Unfortunately iOS and Android currently offer no easy ways to force your phone to only use 4G, though this is something the developers could certainly add to their operating systems. If you can turn off 2G on your phone, it is a good precaution to take.

How a cell-site simulator might be detected 

Unfortunately cell site simulators are very difficult to detect. Some of the signs one might interpret as evidence, such as downgrading to 2G or losing your connection to the cell network, are also common signs of an overloaded cell network. There are some apps that claim to be able to detect IMSI catchers, but most of them are either based on outdated information or have so many false positives that they are rendered useless.
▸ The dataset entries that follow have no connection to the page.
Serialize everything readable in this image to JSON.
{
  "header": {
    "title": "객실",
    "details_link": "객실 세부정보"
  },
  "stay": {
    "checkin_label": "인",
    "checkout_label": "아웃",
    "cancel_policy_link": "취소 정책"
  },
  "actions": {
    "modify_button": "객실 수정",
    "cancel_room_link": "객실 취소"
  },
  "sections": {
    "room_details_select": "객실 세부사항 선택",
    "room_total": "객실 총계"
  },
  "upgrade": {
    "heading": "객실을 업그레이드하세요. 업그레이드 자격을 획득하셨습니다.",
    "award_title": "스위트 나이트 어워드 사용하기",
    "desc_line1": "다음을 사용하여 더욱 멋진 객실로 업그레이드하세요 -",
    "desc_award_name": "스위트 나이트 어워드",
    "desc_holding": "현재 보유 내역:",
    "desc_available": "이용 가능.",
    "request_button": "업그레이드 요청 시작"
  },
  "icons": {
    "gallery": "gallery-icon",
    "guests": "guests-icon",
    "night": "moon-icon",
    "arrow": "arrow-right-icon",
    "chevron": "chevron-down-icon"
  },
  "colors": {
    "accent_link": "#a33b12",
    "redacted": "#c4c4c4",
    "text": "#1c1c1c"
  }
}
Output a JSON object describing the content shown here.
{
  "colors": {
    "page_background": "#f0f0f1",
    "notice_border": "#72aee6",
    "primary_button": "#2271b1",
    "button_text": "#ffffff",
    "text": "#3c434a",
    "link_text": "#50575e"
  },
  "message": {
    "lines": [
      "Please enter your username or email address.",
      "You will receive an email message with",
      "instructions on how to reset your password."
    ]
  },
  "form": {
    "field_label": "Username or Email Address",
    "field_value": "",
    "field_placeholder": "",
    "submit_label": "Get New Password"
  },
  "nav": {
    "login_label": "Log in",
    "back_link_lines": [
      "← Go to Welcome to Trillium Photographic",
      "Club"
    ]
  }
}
One potential way to detect cell-site simulators is to use a software-defined radio to map all of the cellular antennas in your area and then look for antennas that show up and then disappear, move around, show up in two or more places, or are especially powerful. There are several projects that attempt to do this such as “Seaglass” and  “SITCH” for 2G antennas, and EFF’s own “Crocodile Hunter” for 4G antennas.

While it is possible that cell-site simulators are being or have been used at protests, that shouldn’t stop people from voicing their dissent. With a few easy precautions by protesters, the worst abuses of these tools can be mitigated. Nevertheless, we call on lawmakers and people at all levels of the cellular communications industry to take these issues seriously and work toward ending CSS use.